PRE 14A 1 dpre14a.htm SCHEDULE 14A Schedule 14A

SCHEDULE 14A

 

(Rule 14a-101)

Schedule 14A Information

Proxy Statement Pursuant to Section 14(a) of the

Securities Exchange Act of 1934

(Amendment No.      )

 

 

Filed by the Registrant x   Filed by a Party other than the Registrant ¨

 

Check the appropriate box:

 

¨  Preliminary Proxy Statement

 

¨  Confidential, For Use of the Commission Only (as permitted by Rule 14a-6(e)(2))

 

¨  Definitive Proxy Statement

 

¨  Definitive Additional Materials

 

x  Soliciting Material Pursuant to Rule 14a-11(c) or Rule 14a-12

 

RURAL/METRO CORPORATION

 


(Name of Registrant as Specified In Its Charter)

 

Not Applicable.

 


(Name of Person(s) Filing Proxy Statement, if Other Than the Registrant)

 

Payment of Filing Fee (Check the appropriate box):

 

x  No fee required.

 

¨  Fee computed on table below per Exchange Act Rules 14a-6(i)(1) and 0-11.

 

  (1)  Title of each class of securities to which transaction applies:

 

 
  (2)  Aggregate number of securities to which transaction applies:

 

 
  (3)  Per unit price or other underlying value of transaction computed pursuant to Exchange Act Rule 0-11 (set forth the amount on which the filing fee is calculated and state how it was determined):

 

 
  (4)  Proposed maximum aggregate value of transaction:

 

 
  (5)  Total fee paid:

 

 

 

¨  Fee paid previously with preliminary materials.

 

¨  Check box if any part of the fee is offset as provided by Exchange Act Rule 0-11(a)(2) and identify the filing for which the offsetting fee was paid previously.
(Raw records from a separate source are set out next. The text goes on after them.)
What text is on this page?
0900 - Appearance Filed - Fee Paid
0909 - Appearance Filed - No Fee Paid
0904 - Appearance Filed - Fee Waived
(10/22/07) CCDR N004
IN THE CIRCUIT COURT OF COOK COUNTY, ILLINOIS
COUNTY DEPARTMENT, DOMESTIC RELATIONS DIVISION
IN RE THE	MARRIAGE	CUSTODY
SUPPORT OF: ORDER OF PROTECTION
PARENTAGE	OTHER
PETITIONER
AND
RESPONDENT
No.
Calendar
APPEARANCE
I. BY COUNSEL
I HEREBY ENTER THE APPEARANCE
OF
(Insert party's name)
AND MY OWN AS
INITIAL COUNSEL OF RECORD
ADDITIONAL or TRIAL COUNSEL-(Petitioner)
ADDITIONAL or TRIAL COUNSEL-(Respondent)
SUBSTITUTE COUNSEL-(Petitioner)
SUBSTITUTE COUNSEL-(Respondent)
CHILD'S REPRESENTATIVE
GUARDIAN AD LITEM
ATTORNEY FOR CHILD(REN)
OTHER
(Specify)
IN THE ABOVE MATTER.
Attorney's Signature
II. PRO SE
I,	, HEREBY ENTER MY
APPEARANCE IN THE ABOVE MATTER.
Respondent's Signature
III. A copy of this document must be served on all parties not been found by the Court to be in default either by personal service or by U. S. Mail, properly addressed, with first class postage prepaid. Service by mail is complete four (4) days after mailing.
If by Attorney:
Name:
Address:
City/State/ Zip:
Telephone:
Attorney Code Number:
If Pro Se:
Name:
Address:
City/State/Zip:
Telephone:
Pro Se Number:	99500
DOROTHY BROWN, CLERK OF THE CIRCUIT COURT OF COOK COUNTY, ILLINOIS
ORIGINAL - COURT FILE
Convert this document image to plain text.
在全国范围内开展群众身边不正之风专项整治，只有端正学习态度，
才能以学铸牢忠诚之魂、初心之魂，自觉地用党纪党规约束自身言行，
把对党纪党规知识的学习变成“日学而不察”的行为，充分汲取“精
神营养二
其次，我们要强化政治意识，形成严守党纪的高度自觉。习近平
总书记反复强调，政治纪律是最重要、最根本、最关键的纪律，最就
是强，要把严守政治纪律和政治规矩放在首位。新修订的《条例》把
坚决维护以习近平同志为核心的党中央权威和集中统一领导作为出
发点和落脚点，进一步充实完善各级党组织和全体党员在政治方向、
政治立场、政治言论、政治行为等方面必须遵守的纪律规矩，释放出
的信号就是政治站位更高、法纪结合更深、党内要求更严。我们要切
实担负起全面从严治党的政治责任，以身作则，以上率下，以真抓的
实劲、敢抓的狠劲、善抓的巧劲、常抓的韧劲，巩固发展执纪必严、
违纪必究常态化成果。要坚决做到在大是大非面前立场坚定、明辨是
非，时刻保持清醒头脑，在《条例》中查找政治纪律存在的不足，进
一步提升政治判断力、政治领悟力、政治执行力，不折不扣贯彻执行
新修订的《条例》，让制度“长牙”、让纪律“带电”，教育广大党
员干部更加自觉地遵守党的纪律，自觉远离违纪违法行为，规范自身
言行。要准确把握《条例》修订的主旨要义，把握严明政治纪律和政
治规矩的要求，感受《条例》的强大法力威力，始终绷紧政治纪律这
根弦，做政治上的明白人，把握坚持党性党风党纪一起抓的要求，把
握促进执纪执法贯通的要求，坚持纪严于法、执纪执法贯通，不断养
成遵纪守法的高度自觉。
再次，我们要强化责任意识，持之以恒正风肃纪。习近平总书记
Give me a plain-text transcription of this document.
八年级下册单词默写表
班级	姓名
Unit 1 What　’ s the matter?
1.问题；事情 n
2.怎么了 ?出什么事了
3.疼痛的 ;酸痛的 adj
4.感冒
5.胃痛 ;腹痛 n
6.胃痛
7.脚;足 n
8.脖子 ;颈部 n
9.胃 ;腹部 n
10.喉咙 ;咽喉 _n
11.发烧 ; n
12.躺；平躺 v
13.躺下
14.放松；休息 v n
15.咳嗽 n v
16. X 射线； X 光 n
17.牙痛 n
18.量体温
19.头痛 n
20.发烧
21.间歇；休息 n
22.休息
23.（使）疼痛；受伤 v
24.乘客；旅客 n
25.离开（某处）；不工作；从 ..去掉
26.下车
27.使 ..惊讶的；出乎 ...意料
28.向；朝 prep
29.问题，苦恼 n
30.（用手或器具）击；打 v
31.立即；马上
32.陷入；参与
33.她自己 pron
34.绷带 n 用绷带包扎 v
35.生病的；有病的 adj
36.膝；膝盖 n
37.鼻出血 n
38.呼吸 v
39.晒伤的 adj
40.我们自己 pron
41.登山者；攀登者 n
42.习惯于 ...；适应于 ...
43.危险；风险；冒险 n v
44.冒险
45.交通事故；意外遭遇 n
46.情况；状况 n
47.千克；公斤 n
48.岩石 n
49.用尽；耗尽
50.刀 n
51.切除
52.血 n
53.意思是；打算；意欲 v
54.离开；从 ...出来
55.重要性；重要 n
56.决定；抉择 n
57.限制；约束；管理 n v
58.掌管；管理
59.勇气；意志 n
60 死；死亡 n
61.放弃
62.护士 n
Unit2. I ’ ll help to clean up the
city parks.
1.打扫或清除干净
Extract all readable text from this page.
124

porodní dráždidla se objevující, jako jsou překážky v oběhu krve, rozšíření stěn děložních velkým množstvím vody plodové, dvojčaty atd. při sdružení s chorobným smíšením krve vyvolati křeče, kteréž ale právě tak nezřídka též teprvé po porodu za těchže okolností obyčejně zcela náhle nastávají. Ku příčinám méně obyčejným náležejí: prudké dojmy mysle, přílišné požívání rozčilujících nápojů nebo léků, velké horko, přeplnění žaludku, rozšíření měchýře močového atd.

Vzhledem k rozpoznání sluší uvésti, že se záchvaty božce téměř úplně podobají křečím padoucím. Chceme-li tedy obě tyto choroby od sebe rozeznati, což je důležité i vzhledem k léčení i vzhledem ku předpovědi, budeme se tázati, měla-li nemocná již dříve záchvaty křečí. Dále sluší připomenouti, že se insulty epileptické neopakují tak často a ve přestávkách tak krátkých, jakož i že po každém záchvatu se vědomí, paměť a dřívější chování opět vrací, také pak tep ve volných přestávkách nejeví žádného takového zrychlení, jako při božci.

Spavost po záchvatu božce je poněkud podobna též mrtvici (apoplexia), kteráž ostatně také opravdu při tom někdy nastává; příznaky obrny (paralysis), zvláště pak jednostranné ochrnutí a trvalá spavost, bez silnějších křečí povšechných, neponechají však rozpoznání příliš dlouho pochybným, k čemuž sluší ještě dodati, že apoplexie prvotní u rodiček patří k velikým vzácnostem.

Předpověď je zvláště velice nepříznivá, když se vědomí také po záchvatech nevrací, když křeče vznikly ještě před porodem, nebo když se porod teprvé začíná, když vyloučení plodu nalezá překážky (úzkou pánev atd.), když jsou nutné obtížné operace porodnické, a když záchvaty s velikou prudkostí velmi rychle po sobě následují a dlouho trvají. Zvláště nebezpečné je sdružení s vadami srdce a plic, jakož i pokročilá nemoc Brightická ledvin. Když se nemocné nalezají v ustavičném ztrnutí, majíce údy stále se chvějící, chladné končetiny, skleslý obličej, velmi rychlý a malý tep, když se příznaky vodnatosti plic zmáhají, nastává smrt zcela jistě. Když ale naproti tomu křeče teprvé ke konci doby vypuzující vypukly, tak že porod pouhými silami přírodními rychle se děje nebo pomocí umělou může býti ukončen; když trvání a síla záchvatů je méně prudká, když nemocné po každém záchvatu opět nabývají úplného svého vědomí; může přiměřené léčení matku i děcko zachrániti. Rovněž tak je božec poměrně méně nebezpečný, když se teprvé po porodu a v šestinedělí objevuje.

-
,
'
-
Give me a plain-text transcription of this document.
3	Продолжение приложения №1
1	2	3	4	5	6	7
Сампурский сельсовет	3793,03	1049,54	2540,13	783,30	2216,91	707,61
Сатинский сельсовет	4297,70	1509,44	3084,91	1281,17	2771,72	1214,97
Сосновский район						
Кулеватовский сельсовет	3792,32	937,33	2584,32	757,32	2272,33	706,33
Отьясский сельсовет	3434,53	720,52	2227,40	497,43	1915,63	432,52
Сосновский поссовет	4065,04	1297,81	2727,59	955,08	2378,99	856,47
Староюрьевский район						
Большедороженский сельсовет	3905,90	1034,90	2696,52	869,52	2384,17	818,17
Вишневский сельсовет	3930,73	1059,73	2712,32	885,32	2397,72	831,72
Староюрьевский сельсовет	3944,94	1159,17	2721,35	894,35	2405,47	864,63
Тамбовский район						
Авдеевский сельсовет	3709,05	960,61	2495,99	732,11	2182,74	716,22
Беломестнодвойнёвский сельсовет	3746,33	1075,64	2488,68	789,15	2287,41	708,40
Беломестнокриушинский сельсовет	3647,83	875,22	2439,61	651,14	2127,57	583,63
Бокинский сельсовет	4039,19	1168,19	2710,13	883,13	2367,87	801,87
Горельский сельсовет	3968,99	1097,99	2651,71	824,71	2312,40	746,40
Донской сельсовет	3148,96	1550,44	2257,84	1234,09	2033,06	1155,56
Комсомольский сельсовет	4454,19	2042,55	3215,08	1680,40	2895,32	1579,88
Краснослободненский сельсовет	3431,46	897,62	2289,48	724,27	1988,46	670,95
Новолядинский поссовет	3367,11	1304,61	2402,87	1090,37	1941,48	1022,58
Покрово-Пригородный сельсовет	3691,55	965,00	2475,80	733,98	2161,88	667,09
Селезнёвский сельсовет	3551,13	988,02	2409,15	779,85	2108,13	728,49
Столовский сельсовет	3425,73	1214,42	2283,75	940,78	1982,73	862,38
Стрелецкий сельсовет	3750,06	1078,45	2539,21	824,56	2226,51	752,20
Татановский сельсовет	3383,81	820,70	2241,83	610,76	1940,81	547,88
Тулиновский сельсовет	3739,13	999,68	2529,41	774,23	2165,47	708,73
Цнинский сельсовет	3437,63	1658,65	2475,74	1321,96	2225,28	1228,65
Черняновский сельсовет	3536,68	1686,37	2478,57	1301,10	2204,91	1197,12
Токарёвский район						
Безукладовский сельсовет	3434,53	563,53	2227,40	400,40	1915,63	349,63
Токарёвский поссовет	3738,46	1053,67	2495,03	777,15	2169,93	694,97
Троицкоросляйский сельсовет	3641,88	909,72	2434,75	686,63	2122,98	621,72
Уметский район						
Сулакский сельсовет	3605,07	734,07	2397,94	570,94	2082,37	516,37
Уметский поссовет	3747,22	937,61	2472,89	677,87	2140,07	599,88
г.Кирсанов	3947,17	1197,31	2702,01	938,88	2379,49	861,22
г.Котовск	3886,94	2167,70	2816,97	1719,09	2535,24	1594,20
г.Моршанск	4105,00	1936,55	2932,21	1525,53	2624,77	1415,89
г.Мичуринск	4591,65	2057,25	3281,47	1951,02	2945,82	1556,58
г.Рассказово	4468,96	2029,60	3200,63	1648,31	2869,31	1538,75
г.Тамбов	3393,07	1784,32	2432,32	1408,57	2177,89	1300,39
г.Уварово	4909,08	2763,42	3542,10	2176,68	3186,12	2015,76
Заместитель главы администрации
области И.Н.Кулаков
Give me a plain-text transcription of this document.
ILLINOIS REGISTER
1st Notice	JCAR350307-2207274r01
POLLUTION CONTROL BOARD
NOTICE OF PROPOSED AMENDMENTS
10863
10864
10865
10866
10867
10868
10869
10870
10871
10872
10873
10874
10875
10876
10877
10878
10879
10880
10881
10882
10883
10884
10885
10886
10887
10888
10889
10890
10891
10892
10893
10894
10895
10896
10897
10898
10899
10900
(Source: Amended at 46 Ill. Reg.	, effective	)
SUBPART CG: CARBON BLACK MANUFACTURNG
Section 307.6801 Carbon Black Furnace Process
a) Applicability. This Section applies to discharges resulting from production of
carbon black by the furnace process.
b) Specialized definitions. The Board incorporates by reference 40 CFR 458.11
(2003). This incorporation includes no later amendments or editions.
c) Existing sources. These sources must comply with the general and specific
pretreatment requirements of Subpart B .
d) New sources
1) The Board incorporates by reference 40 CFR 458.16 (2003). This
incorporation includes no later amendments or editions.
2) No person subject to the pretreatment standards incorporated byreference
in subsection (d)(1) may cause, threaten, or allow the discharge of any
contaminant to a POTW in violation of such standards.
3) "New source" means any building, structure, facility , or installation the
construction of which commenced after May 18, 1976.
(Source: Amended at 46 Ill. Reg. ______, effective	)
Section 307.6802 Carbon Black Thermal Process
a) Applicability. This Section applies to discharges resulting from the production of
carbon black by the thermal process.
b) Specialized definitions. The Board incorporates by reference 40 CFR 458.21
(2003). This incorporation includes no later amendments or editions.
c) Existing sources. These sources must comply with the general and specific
Identify the previous filing by registration statement number, or the form or schedule and the date of its filing.

 

  (1)  Amount previously paid:

 

 
  (2)  Form, Schedule or Registration Statement No.:

 

 
  (3)  Filing Party:

 

 
  (4)  Date Filed:

 

 


The following is an except from the script read by an executive officer of Rural/Metro Corporation, a Delaware corporation (the “Company”), during an investor conference call held February 13, 2004 in regard to the Company’s results for the quarter ended December 31, 2003, and related matters:

 

“Our final topic this morning regards an important proposal that we will ask stockholders to consider at our next annual meeting. The proposal will call for the authorization of additional shares of the company’s common stock so that we may initiate conversion of Series B and Series C redeemable preferred stock that was granted to our lenders.

 

As you may recall, the preferred shares were provided to our banks in conjunction with two amendments to our credit facility in 2002 and 2003. These actions resulted in the creation of a favorable environment for us to grow and strengthen the company without the undue risk of short-term refinancing pressures. The agreement also extended the facility’s maturity date through December 31, 2006.

 

We believe that the long-term benefits are significant and management fully supports this proposal. We are hopeful that stockholders will give the proposal their full consideration when they receive their proxies.”

 

Additional Information and Where to Find It

 

The Company intends to file a preliminary proxy statement regarding the proposal to authorize additional shares of common stock with the Securities and Exchange Commission, and it intends to mail a definitive proxy statement to its stockholders regarding the proposal. Investors and stockholders of the Company are urged to read the definitive proxy statement when it becomes available because it will contain important information about the Company and the proposal to authorize additional common shares to be used to convert the preferred shares issued in connection with the Company’s amended credit facility into common shares. Investors and stockholders may obtain a free copy of the definitive proxy statement (when it is available) and all of the Company’s annual, quarterly and special reports at the SEC’s web site at www.sec.gov. The Company and its executive officers and directors may be deemed to be participants in the solicitation of proxies from the Company’s stockholders in favor of the conversion proposal. Information regarding the security ownership and other interests of the Company’s executive officers and directors will be included in the definitive proxy statement.